Al principio, pensaba eso. Me pareció banal la decisión de los guionistas de aprovechar un suicidio como palanca de mando para dar lecciones morales. No obstante, conforme se desarrolla la serie, nos dan pistas obvias sobre lo egoísta, débil y a veces idiota que es Hannah Baker. Por tanto, un espectador con dedos de frente observa fácilmente que no es una heroína y una víctima típica; no es el tropo andante de la ‘geek’ tímida con la que se meten. Lo cual, hace de ella un retrato más complejo, realista y a la vez desmitificador.

Así que, por favor, ahorremos tanta moralina. Estamos en una época cargada de sermones en la mass media. Cuando nuestra generación en el instituto veía Física y Química, nadie se alarmaba así. 13 Reasons Why es una visión muy protestante, en cada capítulo hay una sensación de juicio moral que guía al espectador de manera correcta, le señala lo que está mal. Enseña valores. El suicidio al final es lo de menos. En cualquier caso, me quedo con algunas reflexiones de nuestro docto y sabio grupo de Whatsapp.

I — Es tan fácil como ver, a nivel de estadísticas, si los suicidios aumentan. Método empírico.

R — Cierto, habrá que informarse.

G — Y desde luego lo pondría en los institutos también. Como mostrando que que si la tomáis con alguien no sabes cómo le puede afectar. Porque este es un caso “suave”.

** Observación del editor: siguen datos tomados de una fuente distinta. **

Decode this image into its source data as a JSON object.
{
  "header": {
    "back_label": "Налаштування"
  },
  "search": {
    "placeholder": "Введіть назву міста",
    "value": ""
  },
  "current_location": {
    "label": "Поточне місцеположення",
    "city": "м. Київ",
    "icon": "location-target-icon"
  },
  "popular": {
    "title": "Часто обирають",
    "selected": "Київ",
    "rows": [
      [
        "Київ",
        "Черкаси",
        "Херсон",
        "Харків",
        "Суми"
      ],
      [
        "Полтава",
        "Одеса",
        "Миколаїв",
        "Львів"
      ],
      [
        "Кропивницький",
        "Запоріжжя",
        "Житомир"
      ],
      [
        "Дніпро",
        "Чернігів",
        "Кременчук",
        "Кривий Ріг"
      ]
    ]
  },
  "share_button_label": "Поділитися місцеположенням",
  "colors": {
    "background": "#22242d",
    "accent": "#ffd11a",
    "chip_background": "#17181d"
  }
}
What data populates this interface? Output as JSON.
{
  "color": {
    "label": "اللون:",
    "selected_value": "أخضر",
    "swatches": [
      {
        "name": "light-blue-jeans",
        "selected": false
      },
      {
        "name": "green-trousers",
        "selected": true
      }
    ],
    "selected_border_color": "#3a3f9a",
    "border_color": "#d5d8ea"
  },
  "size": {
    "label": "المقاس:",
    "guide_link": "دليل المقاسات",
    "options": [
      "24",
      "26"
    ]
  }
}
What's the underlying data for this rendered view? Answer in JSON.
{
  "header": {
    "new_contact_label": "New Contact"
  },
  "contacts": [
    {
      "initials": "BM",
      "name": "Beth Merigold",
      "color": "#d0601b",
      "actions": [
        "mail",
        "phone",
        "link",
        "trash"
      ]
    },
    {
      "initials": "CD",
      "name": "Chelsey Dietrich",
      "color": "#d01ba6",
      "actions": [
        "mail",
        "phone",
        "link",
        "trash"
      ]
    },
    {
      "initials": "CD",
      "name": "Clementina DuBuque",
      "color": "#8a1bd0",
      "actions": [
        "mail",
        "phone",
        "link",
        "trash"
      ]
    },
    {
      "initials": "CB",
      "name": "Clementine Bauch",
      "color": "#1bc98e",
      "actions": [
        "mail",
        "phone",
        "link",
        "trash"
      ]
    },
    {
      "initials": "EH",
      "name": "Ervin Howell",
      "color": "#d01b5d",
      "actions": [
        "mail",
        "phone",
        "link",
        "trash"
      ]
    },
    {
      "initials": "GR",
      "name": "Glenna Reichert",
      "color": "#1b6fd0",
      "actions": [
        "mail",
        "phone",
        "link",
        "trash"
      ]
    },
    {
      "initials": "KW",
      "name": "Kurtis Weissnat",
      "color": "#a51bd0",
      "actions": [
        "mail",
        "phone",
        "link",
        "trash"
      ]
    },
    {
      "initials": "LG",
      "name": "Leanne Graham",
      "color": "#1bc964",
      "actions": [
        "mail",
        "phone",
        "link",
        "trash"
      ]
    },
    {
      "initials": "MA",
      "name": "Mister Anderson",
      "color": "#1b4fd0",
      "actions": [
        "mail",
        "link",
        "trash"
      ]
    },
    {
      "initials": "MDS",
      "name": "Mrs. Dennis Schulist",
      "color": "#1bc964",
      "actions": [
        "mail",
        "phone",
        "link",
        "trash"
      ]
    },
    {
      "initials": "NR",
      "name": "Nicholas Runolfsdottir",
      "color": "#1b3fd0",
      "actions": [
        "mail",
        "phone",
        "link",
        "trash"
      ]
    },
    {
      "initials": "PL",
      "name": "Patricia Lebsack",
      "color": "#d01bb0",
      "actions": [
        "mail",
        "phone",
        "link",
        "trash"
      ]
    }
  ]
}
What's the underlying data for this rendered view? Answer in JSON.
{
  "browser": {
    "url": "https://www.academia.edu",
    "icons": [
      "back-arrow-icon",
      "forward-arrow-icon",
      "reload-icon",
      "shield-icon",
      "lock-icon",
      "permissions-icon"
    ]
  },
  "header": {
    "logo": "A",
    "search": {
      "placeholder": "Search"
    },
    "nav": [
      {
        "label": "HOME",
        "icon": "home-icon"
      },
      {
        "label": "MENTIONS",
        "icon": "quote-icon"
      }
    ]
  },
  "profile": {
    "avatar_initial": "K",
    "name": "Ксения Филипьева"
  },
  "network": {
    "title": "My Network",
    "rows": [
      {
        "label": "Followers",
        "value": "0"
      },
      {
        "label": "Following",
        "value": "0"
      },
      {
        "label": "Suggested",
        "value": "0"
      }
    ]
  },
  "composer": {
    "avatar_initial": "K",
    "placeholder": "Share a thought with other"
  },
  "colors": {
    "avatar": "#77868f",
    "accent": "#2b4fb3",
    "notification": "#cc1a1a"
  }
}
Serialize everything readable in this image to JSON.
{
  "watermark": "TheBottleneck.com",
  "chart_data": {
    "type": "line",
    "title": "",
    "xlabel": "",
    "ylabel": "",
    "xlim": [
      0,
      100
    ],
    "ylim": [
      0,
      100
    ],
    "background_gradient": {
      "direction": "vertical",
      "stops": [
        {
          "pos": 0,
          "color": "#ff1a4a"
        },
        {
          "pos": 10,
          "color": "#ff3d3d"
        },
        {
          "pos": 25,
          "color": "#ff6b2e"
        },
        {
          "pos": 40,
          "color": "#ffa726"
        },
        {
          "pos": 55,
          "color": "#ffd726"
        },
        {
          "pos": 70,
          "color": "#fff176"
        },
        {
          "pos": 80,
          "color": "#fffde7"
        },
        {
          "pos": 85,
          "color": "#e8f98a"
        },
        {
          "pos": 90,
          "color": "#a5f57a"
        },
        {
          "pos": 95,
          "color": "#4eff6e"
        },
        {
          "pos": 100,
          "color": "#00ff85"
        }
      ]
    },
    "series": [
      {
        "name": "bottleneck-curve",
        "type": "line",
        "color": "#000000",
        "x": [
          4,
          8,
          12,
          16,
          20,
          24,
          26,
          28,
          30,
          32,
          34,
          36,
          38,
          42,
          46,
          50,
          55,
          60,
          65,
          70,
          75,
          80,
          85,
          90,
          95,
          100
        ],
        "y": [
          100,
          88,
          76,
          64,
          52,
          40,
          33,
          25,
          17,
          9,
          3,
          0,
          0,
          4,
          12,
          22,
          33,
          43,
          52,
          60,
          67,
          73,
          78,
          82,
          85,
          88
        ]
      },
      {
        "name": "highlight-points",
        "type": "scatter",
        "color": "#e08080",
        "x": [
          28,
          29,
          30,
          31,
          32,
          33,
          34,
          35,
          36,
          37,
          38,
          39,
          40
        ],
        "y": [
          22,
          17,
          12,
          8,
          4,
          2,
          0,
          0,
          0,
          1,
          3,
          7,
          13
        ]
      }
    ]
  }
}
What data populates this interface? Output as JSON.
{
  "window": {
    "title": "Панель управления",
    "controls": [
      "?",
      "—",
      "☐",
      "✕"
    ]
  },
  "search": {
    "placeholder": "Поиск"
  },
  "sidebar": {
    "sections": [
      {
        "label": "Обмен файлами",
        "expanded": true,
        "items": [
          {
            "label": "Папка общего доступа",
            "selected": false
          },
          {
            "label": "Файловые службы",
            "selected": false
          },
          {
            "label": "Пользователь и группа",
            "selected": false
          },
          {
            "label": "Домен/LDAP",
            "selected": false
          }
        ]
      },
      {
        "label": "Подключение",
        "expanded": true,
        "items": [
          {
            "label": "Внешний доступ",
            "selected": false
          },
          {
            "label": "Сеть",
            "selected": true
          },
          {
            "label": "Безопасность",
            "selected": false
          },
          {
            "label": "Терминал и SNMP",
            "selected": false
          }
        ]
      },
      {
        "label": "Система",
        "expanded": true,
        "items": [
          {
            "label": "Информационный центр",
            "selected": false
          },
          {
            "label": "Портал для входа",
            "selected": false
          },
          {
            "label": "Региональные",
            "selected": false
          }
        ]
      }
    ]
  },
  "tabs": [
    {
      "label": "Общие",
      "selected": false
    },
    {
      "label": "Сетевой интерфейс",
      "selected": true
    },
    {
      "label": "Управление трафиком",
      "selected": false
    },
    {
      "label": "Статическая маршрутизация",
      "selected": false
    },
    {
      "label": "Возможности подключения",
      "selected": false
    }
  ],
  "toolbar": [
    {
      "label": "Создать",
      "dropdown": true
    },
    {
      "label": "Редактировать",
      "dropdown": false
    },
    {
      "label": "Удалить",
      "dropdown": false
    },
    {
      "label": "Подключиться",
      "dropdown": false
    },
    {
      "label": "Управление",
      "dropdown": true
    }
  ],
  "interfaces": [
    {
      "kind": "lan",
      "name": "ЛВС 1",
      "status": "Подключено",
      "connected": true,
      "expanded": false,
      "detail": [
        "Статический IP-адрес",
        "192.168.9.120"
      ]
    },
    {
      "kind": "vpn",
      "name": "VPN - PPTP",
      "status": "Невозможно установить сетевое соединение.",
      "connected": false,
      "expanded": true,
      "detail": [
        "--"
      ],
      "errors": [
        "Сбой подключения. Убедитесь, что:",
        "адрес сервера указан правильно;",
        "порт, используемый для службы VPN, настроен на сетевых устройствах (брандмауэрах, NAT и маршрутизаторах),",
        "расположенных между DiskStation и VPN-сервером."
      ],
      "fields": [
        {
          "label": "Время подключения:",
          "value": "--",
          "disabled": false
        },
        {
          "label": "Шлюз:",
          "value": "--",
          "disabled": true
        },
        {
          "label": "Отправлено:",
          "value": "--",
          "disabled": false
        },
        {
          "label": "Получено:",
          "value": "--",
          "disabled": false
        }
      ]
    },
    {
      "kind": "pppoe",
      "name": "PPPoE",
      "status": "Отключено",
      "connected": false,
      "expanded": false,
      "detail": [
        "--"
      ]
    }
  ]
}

Pero hay chavales que se llevan palizas todos los días. Pues eso, plántaselo explícito. Yo creo que a más de uno se le quitaba la tontería.

Por cierto, señores productores de series del siglo XXI, dejad de poner utilizar ya a Joy Division para vuestras series en las que salgan adolescentes. “Love will tear us apart” otra vez. En el primer capítulo: diana.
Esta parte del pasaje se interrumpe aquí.